- Full name: Bianca Fallon Mann
- Born: 21 February 1995 (age 31) Johannesburg, South Africa
- Height: 155 cm (5 ft 1 in)

Gymnastics career
- Discipline: Women's artistic gymnastics
- Country represented: South Africa
- Retired: 2017
- Medal record
Women's artistic gymnastics
Representing South Africa
African Games
| Gold medal – first place | 2015 Brazzaville | Team |
African Championships
| Gold medal – first place | 2014 Pretoria | Team |
| Silver medal – second place | 2012 Tunis | Team |
| Silver medal – second place | 2014 Pretoria | All-around |
| Silver medal – second place | 2014 Pretoria | Uneven bars |
| Silver medal – second place | 2014 Pretoria | Balance beam |

= Bianca Mann =

South African artistic gymnast

Bianca Fallon Mann (born 21 February 1995) is a South African former artistic gymnast. She is the 2015 and 2016 South African all-around champion. She is the 2014 African Championships all-around silver medalist and team champion. Additionally, she competed at the World Championships in 2014 and 2015.

== Gymnastics career ==
Mann helped South African win the team silver medal, behind Egypt, at the 2012 African Championships. Then at the 2014 African Championships, South Africa won the team title, and Mann won the all-around silver medal behind teammate Kirsten Beckett. In the event finals, she won silver medals on the uneven bars and balance beam. She competed for South Africa at the 2014 Commonwealth Games where she finished 20th in the all-around final and sixth in the team final. At the 2014 World Championships, she competed in the all-around to help the South African team finish 33rd.

At the 2015 Doha World Cup, Mann finished sixth on the uneven bars with a score of 12.625. Then, at the 2015 Ljubljana World Cup, she finished fifth on the uneven bars with a score of 11.425. She won the 2015 South African national titles in the all-around and on the uneven bars, and she also won silver on vault and bronze on balance beam and floor exercise.

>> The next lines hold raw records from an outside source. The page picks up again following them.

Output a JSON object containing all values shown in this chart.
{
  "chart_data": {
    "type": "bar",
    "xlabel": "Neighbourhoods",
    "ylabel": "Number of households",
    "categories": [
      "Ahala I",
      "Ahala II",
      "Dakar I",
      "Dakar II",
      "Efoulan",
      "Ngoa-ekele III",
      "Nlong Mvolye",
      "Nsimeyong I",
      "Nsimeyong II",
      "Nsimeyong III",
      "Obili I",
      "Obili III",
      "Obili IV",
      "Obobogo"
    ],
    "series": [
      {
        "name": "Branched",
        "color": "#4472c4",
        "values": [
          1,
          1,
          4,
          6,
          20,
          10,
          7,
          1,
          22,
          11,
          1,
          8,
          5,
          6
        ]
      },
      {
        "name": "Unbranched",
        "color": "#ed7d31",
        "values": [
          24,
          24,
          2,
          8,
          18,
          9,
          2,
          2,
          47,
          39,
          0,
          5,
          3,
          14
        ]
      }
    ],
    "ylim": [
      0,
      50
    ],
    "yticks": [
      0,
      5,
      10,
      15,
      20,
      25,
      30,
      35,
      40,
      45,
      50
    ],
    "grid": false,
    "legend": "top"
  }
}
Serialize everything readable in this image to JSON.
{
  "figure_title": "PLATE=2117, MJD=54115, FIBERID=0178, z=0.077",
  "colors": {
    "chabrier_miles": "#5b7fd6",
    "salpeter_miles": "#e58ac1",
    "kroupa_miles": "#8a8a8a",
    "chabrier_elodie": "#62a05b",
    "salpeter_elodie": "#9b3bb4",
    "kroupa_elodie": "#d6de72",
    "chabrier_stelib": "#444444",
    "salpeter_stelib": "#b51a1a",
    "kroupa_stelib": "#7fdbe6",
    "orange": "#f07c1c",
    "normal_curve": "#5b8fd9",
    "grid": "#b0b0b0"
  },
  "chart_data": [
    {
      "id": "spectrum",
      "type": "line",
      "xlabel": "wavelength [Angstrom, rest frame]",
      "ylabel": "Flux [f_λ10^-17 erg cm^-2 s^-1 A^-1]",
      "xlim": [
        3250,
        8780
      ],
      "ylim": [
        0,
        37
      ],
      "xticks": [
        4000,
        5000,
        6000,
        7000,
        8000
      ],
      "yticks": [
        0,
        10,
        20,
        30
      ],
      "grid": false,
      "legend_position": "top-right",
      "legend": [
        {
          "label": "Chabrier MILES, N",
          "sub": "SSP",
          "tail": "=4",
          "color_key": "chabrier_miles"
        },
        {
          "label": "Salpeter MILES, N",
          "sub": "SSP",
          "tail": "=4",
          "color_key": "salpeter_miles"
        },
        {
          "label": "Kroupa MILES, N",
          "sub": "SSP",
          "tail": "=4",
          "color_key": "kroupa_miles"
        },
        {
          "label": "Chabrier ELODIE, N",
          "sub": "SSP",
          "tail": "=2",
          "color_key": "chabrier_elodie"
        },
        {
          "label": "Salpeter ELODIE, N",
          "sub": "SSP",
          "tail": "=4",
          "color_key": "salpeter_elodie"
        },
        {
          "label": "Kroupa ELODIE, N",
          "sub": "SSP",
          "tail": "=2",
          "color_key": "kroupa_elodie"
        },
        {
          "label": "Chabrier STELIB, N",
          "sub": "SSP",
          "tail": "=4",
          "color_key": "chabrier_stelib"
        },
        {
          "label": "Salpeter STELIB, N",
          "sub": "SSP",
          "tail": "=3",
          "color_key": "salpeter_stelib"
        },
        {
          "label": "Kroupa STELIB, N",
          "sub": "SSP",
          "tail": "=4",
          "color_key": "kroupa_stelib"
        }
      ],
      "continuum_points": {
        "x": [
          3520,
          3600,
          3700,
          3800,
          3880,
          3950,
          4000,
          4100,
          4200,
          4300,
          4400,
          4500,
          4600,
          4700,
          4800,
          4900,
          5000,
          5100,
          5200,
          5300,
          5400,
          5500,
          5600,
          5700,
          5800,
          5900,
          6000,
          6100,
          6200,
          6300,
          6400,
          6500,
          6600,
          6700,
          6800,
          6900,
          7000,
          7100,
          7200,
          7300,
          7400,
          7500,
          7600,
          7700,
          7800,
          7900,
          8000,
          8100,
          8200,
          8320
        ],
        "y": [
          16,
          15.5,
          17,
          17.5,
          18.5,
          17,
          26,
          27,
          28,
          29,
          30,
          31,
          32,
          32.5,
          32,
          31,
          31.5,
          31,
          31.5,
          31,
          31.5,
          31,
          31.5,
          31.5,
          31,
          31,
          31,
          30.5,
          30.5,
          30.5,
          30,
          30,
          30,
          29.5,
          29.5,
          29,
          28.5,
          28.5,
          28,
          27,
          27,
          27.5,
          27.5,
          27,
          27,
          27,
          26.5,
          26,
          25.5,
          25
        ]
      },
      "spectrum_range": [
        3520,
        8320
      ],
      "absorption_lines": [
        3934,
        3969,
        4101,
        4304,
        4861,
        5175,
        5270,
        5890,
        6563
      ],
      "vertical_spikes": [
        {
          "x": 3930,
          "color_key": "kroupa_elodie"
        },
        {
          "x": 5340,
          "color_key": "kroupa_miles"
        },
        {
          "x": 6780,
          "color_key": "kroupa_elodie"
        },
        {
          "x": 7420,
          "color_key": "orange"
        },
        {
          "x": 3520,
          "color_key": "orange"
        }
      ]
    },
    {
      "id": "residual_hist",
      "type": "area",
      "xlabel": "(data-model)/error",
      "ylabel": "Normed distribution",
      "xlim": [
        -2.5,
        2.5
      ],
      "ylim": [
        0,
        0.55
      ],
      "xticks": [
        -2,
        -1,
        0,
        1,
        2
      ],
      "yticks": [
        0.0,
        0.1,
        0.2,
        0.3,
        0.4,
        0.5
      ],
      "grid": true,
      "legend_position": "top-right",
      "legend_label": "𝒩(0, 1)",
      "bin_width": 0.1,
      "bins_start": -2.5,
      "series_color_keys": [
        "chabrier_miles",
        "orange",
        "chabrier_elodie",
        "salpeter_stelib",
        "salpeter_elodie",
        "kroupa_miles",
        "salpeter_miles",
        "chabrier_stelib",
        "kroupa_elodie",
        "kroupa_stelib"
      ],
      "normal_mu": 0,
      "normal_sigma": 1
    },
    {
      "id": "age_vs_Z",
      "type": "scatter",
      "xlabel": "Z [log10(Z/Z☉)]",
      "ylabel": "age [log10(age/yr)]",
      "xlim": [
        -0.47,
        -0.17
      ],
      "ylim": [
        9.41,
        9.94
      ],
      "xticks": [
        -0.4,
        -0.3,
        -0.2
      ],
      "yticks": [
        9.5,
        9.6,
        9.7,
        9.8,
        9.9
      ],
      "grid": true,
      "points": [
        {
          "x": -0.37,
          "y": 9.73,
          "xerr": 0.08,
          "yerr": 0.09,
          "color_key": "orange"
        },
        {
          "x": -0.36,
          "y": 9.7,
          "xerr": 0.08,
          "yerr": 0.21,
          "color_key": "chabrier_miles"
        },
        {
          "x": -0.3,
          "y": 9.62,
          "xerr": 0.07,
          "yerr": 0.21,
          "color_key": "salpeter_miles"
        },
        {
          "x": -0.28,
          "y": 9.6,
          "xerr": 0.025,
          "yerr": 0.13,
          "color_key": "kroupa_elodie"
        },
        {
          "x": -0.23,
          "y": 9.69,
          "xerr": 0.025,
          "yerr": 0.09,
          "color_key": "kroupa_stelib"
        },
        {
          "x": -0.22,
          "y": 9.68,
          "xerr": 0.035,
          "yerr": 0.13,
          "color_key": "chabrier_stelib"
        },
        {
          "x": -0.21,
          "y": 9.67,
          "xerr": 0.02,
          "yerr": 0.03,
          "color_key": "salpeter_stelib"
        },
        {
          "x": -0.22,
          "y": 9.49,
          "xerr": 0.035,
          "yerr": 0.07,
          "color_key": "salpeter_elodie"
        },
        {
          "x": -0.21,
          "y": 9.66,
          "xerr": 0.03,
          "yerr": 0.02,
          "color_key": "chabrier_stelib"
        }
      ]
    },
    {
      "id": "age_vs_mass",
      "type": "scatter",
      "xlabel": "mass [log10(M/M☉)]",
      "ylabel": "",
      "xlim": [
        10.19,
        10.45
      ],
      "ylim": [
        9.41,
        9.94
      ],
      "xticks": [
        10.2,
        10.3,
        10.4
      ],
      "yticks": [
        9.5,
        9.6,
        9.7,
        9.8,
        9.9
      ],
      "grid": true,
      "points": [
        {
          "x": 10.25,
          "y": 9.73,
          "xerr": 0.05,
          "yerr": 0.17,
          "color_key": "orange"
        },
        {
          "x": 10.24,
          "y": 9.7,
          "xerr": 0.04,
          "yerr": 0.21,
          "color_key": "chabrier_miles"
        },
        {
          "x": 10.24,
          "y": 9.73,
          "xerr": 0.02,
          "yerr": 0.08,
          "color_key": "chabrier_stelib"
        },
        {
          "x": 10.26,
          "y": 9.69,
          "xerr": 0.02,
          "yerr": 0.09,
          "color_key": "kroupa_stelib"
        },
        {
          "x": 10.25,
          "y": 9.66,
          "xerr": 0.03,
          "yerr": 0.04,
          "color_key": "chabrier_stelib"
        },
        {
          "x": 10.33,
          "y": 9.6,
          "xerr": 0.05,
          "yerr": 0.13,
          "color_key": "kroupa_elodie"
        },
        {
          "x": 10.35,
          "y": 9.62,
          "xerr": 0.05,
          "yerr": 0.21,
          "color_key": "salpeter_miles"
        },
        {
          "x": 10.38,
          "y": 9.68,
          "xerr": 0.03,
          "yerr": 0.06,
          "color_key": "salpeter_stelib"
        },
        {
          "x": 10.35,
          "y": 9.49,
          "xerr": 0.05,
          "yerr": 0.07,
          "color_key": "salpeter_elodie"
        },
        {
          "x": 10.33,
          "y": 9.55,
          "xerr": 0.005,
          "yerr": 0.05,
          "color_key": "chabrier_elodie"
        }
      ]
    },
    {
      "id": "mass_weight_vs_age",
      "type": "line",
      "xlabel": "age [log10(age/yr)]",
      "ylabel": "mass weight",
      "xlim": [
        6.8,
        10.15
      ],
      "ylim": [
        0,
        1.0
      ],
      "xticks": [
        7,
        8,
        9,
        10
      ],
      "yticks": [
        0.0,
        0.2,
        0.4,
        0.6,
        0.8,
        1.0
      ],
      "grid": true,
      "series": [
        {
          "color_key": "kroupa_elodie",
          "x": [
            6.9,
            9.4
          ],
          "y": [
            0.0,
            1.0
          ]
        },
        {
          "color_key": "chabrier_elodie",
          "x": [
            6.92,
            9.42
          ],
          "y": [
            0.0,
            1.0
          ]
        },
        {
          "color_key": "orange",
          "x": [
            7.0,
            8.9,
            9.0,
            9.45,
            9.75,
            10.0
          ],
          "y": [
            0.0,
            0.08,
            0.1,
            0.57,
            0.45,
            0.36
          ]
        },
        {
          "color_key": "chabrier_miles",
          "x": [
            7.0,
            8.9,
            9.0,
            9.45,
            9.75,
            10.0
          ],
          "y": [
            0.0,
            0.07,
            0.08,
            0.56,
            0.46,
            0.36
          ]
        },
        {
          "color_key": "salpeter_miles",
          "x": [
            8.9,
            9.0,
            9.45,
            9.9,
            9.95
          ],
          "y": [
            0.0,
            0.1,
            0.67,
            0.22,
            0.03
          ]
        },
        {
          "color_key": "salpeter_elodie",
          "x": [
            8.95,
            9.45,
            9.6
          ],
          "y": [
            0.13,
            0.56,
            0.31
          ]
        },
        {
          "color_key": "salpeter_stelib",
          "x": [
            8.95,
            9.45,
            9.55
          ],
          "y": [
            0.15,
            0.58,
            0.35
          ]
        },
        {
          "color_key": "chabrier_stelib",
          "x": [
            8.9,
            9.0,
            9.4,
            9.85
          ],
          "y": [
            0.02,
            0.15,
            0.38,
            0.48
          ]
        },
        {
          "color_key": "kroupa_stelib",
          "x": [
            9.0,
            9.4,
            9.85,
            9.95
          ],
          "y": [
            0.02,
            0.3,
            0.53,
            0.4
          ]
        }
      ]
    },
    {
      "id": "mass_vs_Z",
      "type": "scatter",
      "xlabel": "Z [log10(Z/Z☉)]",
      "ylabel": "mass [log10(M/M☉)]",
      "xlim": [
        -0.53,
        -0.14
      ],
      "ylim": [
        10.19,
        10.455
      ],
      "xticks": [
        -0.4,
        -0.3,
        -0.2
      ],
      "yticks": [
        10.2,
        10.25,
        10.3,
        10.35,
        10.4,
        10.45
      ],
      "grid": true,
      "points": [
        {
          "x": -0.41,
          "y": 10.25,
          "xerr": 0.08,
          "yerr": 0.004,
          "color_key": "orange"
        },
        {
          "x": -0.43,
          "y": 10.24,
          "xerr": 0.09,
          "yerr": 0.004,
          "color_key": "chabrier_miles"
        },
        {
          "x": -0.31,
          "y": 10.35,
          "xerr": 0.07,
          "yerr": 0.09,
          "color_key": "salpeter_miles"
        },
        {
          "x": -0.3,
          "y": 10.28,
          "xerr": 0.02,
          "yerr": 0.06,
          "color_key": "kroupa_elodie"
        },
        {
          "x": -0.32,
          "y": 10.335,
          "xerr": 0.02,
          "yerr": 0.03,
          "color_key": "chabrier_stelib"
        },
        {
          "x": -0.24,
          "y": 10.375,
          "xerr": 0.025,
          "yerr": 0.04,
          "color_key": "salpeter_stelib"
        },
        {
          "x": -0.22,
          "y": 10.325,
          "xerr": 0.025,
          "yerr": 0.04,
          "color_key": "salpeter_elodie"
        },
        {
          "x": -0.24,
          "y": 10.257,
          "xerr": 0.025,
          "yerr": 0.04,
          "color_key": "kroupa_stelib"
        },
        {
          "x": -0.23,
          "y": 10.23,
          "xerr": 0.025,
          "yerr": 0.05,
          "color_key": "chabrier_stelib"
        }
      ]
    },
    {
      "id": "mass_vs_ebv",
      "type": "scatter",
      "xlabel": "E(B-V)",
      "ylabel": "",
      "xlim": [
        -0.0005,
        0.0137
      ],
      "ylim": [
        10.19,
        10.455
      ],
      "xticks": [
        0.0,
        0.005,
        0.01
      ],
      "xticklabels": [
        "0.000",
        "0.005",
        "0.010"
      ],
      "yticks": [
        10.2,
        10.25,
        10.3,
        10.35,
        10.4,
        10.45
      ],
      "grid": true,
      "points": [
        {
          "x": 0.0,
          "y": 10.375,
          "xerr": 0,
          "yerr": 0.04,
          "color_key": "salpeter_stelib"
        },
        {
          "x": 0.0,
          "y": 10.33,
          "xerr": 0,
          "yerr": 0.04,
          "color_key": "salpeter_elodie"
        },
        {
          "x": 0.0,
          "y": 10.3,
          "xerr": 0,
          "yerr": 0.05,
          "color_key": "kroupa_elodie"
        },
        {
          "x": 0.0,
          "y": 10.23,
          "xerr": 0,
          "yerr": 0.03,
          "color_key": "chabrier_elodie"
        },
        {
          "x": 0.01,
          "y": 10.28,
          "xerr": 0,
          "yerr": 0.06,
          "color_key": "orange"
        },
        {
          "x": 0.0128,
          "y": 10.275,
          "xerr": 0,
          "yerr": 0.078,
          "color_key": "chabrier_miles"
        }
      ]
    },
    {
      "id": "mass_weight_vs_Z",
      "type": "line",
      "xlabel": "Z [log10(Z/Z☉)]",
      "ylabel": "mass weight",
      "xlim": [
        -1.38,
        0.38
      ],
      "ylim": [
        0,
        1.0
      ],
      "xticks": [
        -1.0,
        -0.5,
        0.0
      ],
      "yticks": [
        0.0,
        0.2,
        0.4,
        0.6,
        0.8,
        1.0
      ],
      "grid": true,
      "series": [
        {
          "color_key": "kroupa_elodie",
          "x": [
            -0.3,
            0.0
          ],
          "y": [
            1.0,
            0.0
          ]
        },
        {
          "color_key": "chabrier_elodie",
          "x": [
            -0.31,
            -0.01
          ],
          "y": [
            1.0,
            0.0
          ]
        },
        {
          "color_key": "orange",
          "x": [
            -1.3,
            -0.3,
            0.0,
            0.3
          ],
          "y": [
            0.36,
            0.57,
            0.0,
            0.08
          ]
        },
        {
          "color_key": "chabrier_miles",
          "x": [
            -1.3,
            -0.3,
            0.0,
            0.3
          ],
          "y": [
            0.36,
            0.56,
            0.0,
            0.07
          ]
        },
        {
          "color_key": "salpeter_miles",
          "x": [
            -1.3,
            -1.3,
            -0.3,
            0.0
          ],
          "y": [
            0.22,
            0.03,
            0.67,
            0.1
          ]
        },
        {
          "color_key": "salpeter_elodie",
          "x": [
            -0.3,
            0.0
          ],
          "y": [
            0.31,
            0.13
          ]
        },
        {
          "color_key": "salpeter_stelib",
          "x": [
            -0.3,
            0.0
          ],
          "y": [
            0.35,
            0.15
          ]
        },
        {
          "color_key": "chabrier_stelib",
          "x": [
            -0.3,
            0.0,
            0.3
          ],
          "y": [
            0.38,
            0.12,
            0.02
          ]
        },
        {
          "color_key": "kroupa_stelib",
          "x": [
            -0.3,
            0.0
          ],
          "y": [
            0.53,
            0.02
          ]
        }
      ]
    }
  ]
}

She won a team gold medal at the 2015 African Games. At the 2015 World Championships, she scored 49.432 in the all-around and finished 109th in the qualifications.

Mann won the 2016 South African national titles in the all-around and on the uneven bars, and she also won silver on balance beam and floor exercise. Her last international competition was the 2017 Summer Universiade where she finished 11th with the team and 28th in the all-around. She won the uneven bars bronze medal at the 2017 South African Championships, and this was the final competition of her career.